The possible downside of that approach are the many chromatic notes and time signature changes, which can put people off – but that is how it had to be! I wrote Wondrous Cross straight through from beginning to end, and coming back to it now, after more than a decade, I find that I was frequently enriching the diatonic harmonies with the added interval of a tone, for example in passages such as ‘Father, forgive them’, and ‘Today shalt thou be with me in paradise’. But when it came to Jesus’s fourth words on the Cross – ‘My God, why hast thou forsaken me’ this added interval became the more dissonant semitone, and this harmony, combined with a ‘tear-like’ falling motif, was carried over into ‘Drop, drop, slow tears’, which immediately follows.  Additionally, the interval of the semitone suggested to me, I think, the concept of the ‘false relation’ so characteristic of English choral music of the time that the poem was written, and throughout my setting the flow of the musical line results in clashes between C sharp and C natural, and F sharp and F natural, at points of climax, rendering the very few non-dissonant chords all the more special and poignant.
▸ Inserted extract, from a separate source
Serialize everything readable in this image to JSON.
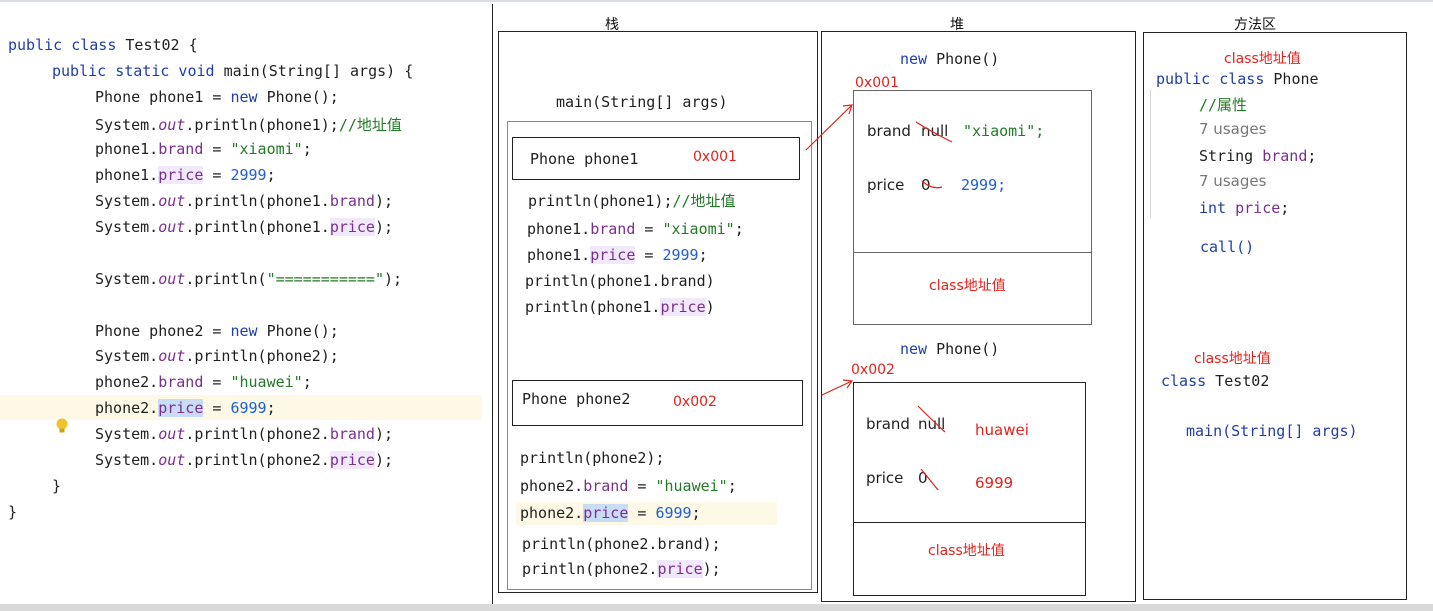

If it sounds as if I’m approaching this piece as an observer and commentator rather than as its creator, that is because of the way that my composing hand was led to bring it into being.

You can hear a scrolling score of ‘Drop drop, slow tears’ here, performed by the Chapel Choir of Selwyn College, Cambridge, directed by Sarah MacDonald. You can hear a complete performance of ‘Wondrous Cross’ by the same choir here, and you can hear it sung by Lion Walk Church Choir, with a string group, directed by Ian Ray, here.

I don’t think you can buy ‘Drop, drop, slow tears’ separately, but you can buy the complete score of Wondrous Cross (published by Oxford University Press) here.

Today’s image is of the simple wooden cross at the altar of Lion Walk Church – the centre of the worship.